September 20, 2024
PALESKY TAX CAP

Town official bashes tax cap Palesky proposal ‘anti-business’

DOVER-FOXCROFT – Town Manager Jack Clukey doesn’t have to be a wizard to predict the future of his small community under the Palesky tax-cap initiative.

He envisions a town with a skeleton crew, fewer services, and more user fees to replace the revenue lost under the tax cap.

“It’s really got the potential to create a wave of negative economic consequences,” Clukey said recently.

While Clukey and other municipal officials recognize that Maine residents need property-tax relief, they say that relief should not come at the expense of essential services and local jobs.

“The Palesky concept under the best-case scenario is simply unworkable,” Clukey said.

The tax initiative, which will be on the November ballot, will ask if voters want to limit property taxes to 1 percent of the assessed value of the property. If approved, the maximum tax rate for Maine communities would be 10 mills, or $10 per $1,000 of valuation.
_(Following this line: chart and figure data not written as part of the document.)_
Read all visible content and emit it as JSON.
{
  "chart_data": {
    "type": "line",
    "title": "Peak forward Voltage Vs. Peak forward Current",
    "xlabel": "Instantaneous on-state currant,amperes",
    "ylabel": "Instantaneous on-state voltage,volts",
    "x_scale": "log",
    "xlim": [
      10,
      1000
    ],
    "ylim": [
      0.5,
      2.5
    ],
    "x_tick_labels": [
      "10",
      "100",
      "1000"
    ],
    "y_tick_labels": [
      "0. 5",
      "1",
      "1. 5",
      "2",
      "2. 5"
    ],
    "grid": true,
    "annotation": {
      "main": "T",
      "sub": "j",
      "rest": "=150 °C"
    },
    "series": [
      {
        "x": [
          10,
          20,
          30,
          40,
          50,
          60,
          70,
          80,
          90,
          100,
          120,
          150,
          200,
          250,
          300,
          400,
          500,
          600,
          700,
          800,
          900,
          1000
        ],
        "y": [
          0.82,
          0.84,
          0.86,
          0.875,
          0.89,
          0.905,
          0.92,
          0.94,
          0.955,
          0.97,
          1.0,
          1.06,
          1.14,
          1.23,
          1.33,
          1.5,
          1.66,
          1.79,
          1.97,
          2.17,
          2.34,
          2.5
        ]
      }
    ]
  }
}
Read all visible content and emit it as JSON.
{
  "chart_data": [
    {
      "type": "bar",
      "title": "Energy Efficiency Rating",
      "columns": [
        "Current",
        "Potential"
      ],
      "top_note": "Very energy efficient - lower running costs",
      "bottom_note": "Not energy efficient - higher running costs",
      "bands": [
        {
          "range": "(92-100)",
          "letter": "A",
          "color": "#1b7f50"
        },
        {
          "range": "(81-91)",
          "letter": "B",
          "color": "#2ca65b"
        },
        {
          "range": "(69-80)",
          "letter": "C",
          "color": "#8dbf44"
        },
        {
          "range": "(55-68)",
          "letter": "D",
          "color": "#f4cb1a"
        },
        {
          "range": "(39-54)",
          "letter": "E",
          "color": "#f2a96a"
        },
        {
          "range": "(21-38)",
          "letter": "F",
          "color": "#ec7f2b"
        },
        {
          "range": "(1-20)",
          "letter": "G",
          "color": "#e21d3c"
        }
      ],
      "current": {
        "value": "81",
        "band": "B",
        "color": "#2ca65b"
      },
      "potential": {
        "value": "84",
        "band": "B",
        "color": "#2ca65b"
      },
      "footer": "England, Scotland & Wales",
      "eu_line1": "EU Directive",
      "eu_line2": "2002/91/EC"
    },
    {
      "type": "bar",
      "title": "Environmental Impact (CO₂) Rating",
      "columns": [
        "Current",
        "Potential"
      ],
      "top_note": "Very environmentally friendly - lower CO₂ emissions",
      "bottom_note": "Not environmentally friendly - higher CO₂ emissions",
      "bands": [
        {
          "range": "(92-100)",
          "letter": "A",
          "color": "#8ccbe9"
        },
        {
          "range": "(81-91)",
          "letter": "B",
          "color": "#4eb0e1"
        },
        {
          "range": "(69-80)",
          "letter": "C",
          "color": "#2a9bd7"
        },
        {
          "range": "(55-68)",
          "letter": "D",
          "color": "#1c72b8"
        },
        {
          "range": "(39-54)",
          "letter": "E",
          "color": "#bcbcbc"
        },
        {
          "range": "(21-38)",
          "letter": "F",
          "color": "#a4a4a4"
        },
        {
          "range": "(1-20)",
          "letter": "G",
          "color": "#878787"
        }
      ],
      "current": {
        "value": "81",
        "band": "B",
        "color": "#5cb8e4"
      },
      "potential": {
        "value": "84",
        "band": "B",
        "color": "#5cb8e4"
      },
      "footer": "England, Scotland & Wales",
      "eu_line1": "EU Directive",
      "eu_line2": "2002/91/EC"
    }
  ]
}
Clukey said proponents of the tax initiative have not explained how reducing his town’s budget by one-half, or $1.3 million, would be workable. Today the town pays more than 10 mills for education and county taxes, so there would be nothing left for the operation of municipal government under the Palesky program, he said.

“A proposal that does not offer a plan to address its consequences is poor public policy,” Clukey said.
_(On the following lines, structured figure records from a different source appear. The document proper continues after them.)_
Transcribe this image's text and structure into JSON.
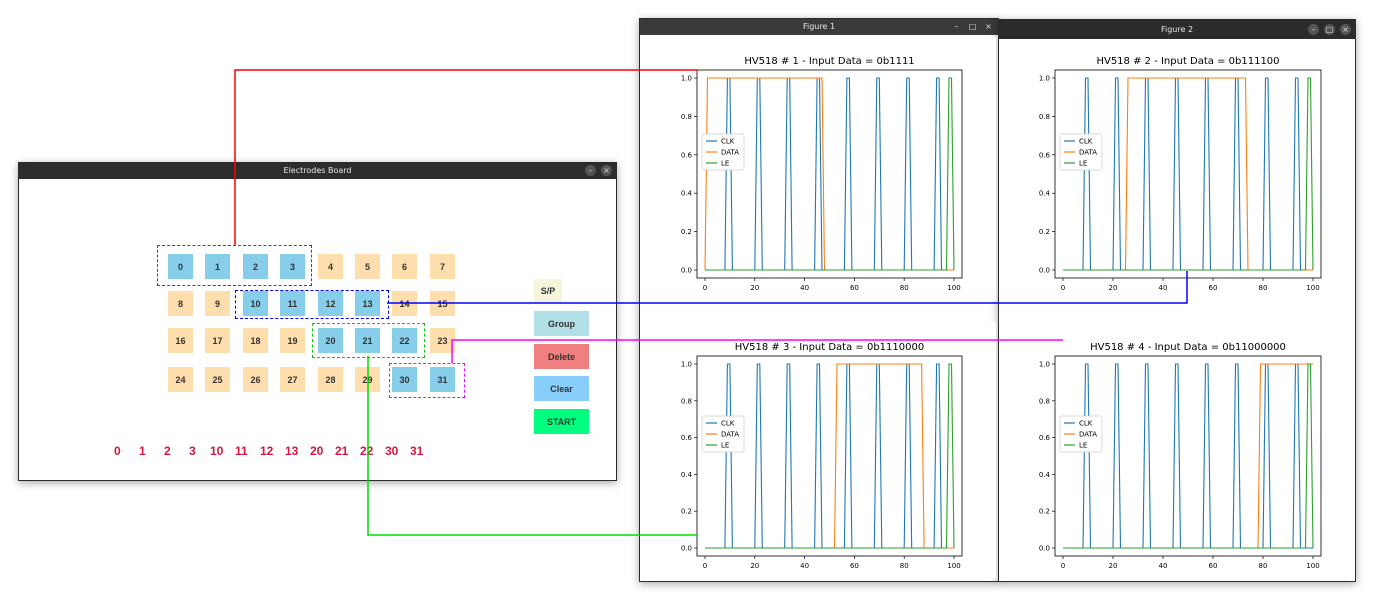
{
  "electrodes_window": {
    "title": "Electrodes Board",
    "rows": [
      [
        {
          "label": "0",
          "selected": true
        },
        {
          "label": "1",
          "selected": true
        },
        {
          "label": "2",
          "selected": true
        },
        {
          "label": "3",
          "selected": true
        },
        {
          "label": "4",
          "selected": false
        },
        {
          "label": "5",
          "selected": false
        },
        {
          "label": "6",
          "selected": false
        },
        {
          "label": "7",
          "selected": false
        }
      ],
      [
        {
          "label": "8",
          "selected": false
        },
        {
          "label": "9",
          "selected": false
        },
        {
          "label": "10",
          "selected": true
        },
        {
          "label": "11",
          "selected": true
        },
        {
          "label": "12",
          "selected": true
        },
        {
          "label": "13",
          "selected": true
        },
        {
          "label": "14",
          "selected": false
        },
        {
          "label": "15",
          "selected": false
        }
      ],
      [
        {
          "label": "16",
          "selected": false
        },
        {
          "label": "17",
          "selected": false
        },
        {
          "label": "18",
          "selected": false
        },
        {
          "label": "19",
          "selected": false
        },
        {
          "label": "20",
          "selected": true
        },
        {
          "label": "21",
          "selected": true
        },
        {
          "label": "22",
          "selected": true
        },
        {
          "label": "23",
          "selected": false
        }
      ],
      [
        {
          "label": "24",
          "selected": false
        },
        {
          "label": "25",
          "selected": false
        },
        {
          "label": "26",
          "selected": false
        },
        {
          "label": "27",
          "selected": false
        },
        {
          "label": "28",
          "selected": false
        },
        {
          "label": "29",
          "selected": false
        },
        {
          "label": "30",
          "selected": true
        },
        {
          "label": "31",
          "selected": true
        }
      ]
    ],
    "buttons": {
      "sp": {
        "label": "S/P",
        "color": "#f5f5dc"
      },
      "group": {
        "label": "Group",
        "color": "#b0e0e6"
      },
      "delete": {
        "label": "Delete",
        "color": "#f08080"
      },
      "clear": {
        "label": "Clear",
        "color": "#87cefa"
      },
      "start": {
        "label": "START",
        "color": "#00ff7f"
      }
    },
    "sequence": [
      "0",
      "1",
      "2",
      "3",
      "10",
      "11",
      "12",
      "13",
      "20",
      "21",
      "22",
      "30",
      "31"
    ],
    "colors": {
      "selected": "#87ceeb",
      "unselected": "#ffdead",
      "sequence": "#dc143c"
    }
  },
  "figure_windows": [
    {
      "title": "Figure 1"
    },
    {
      "title": "Figure 2"
    }
  ],
  "group_colors": [
    "#ff0000",
    "#0000ff",
    "#00cc00",
    "#ff00ff"
  ],
  "chart_data": [
    {
      "type": "line",
      "title": "HV518 # 1 - Input Data = 0b1111",
      "xlim": [
        0,
        100
      ],
      "ylim": [
        0,
        1
      ],
      "xticks": [
        0,
        20,
        40,
        60,
        80,
        100
      ],
      "yticks": [
        0.0,
        0.2,
        0.4,
        0.6,
        0.8,
        1.0
      ],
      "legend_position": "center-left",
      "series": [
        {
          "name": "CLK",
          "color": "#1f77b4",
          "x": [
            0,
            8,
            9,
            10,
            11,
            20,
            21,
            22,
            23,
            32,
            33,
            34,
            35,
            44,
            45,
            46,
            47,
            56,
            57,
            58,
            59,
            68,
            69,
            70,
            71,
            80,
            81,
            82,
            83,
            92,
            93,
            94,
            95,
            100
          ],
          "y": [
            0,
            0,
            1,
            1,
            0,
            0,
            1,
            1,
            0,
            0,
            1,
            1,
            0,
            0,
            1,
            1,
            0,
            0,
            1,
            1,
            0,
            0,
            1,
            1,
            0,
            0,
            1,
            1,
            0,
            0,
            1,
            1,
            0,
            0
          ]
        },
        {
          "name": "DATA",
          "color": "#ff7f0e",
          "x": [
            0,
            1,
            47,
            48,
            100
          ],
          "y": [
            0,
            1,
            1,
            0,
            0
          ]
        },
        {
          "name": "LE",
          "color": "#2ca02c",
          "x": [
            0,
            97,
            98,
            99,
            100
          ],
          "y": [
            0,
            0,
            1,
            1,
            0
          ]
        }
      ]
    },
    {
      "type": "line",
      "title": "HV518 # 2 - Input Data = 0b111100",
      "xlim": [
        0,
        100
      ],
      "ylim": [
        0,
        1
      ],
      "xticks": [
        0,
        20,
        40,
        60,
        80,
        100
      ],
      "yticks": [
        0.0,
        0.2,
        0.4,
        0.6,
        0.8,
        1.0
      ],
      "legend_position": "center-left",
      "series": [
        {
          "name": "CLK",
          "color": "#1f77b4",
          "x": [
            0,
            8,
            9,
            10,
            11,
            20,
            21,
            22,
            23,
            32,
            33,
            34,
            35,
            44,
            45,
            46,
            47,
            56,
            57,
            58,
            59,
            68,
            69,
            70,
            71,
            80,
            81,
            82,
            83,
            92,
            93,
            94,
            95,
            100
          ],
          "y": [
            0,
            0,
            1,
            1,
            0,
            0,
            1,
            1,
            0,
            0,
            1,
            1,
            0,
            0,
            1,
            1,
            0,
            0,
            1,
            1,
            0,
            0,
            1,
            1,
            0,
            0,
            1,
            1,
            0,
            0,
            1,
            1,
            0,
            0
          ]
        },
        {
          "name": "DATA",
          "color": "#ff7f0e",
          "x": [
            0,
            25,
            26,
            73,
            74,
            100
          ],
          "y": [
            0,
            0,
            1,
            1,
            0,
            0
          ]
        },
        {
          "name": "LE",
          "color": "#2ca02c",
          "x": [
            0,
            97,
            98,
            99,
            100
          ],
          "y": [
            0,
            0,
            1,
            1,
            0
          ]
        }
      ]
    },
    {
      "type": "line",
      "title": "HV518 # 3 - Input Data = 0b1110000",
      "xlim": [
        0,
        100
      ],
      "ylim": [
        0,
        1
      ],
      "xticks": [
        0,
        20,
        40,
        60,
        80,
        100
      ],
      "yticks": [
        0.0,
        0.2,
        0.4,
        0.6,
        0.8,
        1.0
      ],
      "legend_position": "center-left",
      "series": [
        {
          "name": "CLK",
          "color": "#1f77b4",
          "x": [
            0,
            8,
            9,
            10,
            11,
            20,
            21,
            22,
            23,
            32,
            33,
            34,
            35,
            44,
            45,
            46,
            47,
            56,
            57,
            58,
            59,
            68,
            69,
            70,
            71,
            80,
            81,
            82,
            83,
            92,
            93,
            94,
            95,
            100
          ],
          "y": [
            0,
            0,
            1,
            1,
            0,
            0,
            1,
            1,
            0,
            0,
            1,
            1,
            0,
            0,
            1,
            1,
            0,
            0,
            1,
            1,
            0,
            0,
            1,
            1,
            0,
            0,
            1,
            1,
            0,
            0,
            1,
            1,
            0,
            0
          ]
        },
        {
          "name": "DATA",
          "color": "#ff7f0e",
          "x": [
            0,
            52,
            53,
            87,
            88,
            100
          ],
          "y": [
            0,
            0,
            1,
            1,
            0,
            0
          ]
        },
        {
          "name": "LE",
          "color": "#2ca02c",
          "x": [
            0,
            97,
            98,
            99,
            100
          ],
          "y": [
            0,
            0,
            1,
            1,
            0
          ]
        }
      ]
    },
    {
      "type": "line",
      "title": "HV518 # 4 - Input Data = 0b11000000",
      "xlim": [
        0,
        100
      ],
      "ylim": [
        0,
        1
      ],
      "xticks": [
        0,
        20,
        40,
        60,
        80,
        100
      ],
      "yticks": [
        0.0,
        0.2,
        0.4,
        0.6,
        0.8,
        1.0
      ],
      "legend_position": "center-left",
      "series": [
        {
          "name": "CLK",
          "color": "#1f77b4",
          "x": [
            0,
            8,
            9,
            10,
            11,
            20,
            21,
            22,
            23,
            32,
            33,
            34,
            35,
            44,
            45,
            46,
            47,
            56,
            57,
            58,
            59,
            68,
            69,
            70,
            71,
            80,
            81,
            82,
            83,
            92,
            93,
            94,
            95,
            100
          ],
          "y": [
            0,
            0,
            1,
            1,
            0,
            0,
            1,
            1,
            0,
            0,
            1,
            1,
            0,
            0,
            1,
            1,
            0,
            0,
            1,
            1,
            0,
            0,
            1,
            1,
            0,
            0,
            1,
            1,
            0,
            0,
            1,
            1,
            0,
            0
          ]
        },
        {
          "name": "DATA",
          "color": "#ff7f0e",
          "x": [
            0,
            78,
            79,
            100
          ],
          "y": [
            0,
            0,
            1,
            1
          ]
        },
        {
          "name": "LE",
          "color": "#2ca02c",
          "x": [
            0,
            97,
            98,
            99,
            100
          ],
          "y": [
            0,
            0,
            1,
            1,
            0
          ]
        }
      ]
    }
  ]
}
Among those consequences would be the loss of jobs and the potential for higher insurance premiums for municipalities, businesses and property owners if the police and fire departments were scaled down.
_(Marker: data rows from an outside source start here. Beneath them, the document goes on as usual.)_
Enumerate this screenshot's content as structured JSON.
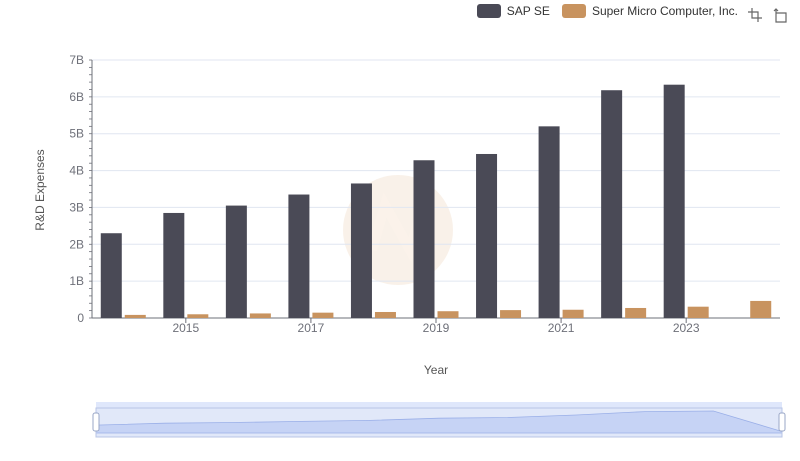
{
  "legend": {
    "series0": "SAP SE",
    "series1": "Super Micro Computer, Inc."
  },
  "toolbox": {
    "zoom_icon": "zoom-select-icon",
    "restore_icon": "zoom-restore-icon"
  },
  "colors": {
    "series0": "#4a4a56",
    "series1": "#c8935f",
    "grid": "#e0e6f1",
    "axis": "#6e7079",
    "zoom_fill": "#dfe7fb",
    "zoom_border": "#b8c5e6"
  },
  "chart_data": {
    "type": "bar",
    "title": "",
    "xlabel": "Year",
    "ylabel": "R&D Expenses",
    "ylim": [
      0,
      7000000000
    ],
    "y_ticks": [
      "0",
      "1B",
      "2B",
      "3B",
      "4B",
      "5B",
      "6B",
      "7B"
    ],
    "x_tick_labels": [
      "2015",
      "2017",
      "2019",
      "2021",
      "2023"
    ],
    "categories": [
      "2014",
      "2015",
      "2016",
      "2017",
      "2018",
      "2019",
      "2020",
      "2021",
      "2022",
      "2023",
      "2024"
    ],
    "series": [
      {
        "name": "SAP SE",
        "values": [
          2300000000,
          2850000000,
          3050000000,
          3350000000,
          3650000000,
          4280000000,
          4450000000,
          5200000000,
          6180000000,
          6330000000,
          null
        ]
      },
      {
        "name": "Super Micro Computer, Inc.",
        "values": [
          84000000,
          101000000,
          124000000,
          145000000,
          163000000,
          184000000,
          214000000,
          224000000,
          272000000,
          307000000,
          463000000
        ]
      }
    ],
    "grid": true,
    "legend_position": "top-right",
    "data_zoom": true
  }
}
While property taxpayers would see some tax relief, they likely would pay new user fees for town services and facilities, according to the town manager. He declined to be specific about what those fees may be, saying the selectmen and residents would have a say in what town operations would be funded by fees.

Clukey said he thought these user fees, which could be imposed for fire protection and solid-waste disposal among other services, would send an anti-business message.

The change also would strip a community’s ability to make local decisions, Clukey said. For example, if Dover-Foxcroft residents wanted to put more funds into local road improvement, they would not be able to do so legally if it caused the town to exceed the tax cap.

Another effect of the tax cap would be the incentive to convert tax-exempt property to taxable status, Clukey said. If taxes are capped at 1 percent, the state might not afford to allow existing tax-exempt properties to remain tax exempt, he said.

“Requiring many charitable organizations to become taxable or to pay high user fees will further burden many of our social programs that are barely able to operate under current conditions,” Clukey said. Donations to social service agencies and local organizations also would be affected.

For Womancare Aegis of Dover-Foxcroft, a community-based organization working to end domestic violence, the local funds are critical. Although Dover-Foxcroft no longer donates to the organization, several other communities do support the effort. The local funds serve as seed money for state and federal funds, Cynthia Freeman Cyr, resource development coordinator, said. Since most of the state and federal funds have restricted uses, the local funds also can be used in emergency situations, she said.

There are fair ways to bring about property-tax relief, but this isn’t one of them, Cyr said.

Clukey agrees. “A constructive approach to tax reform is not one that creates a whole set of new problems for our state to address,” he said. “Nor is it one that offers no plan to deal with its severe impacts.”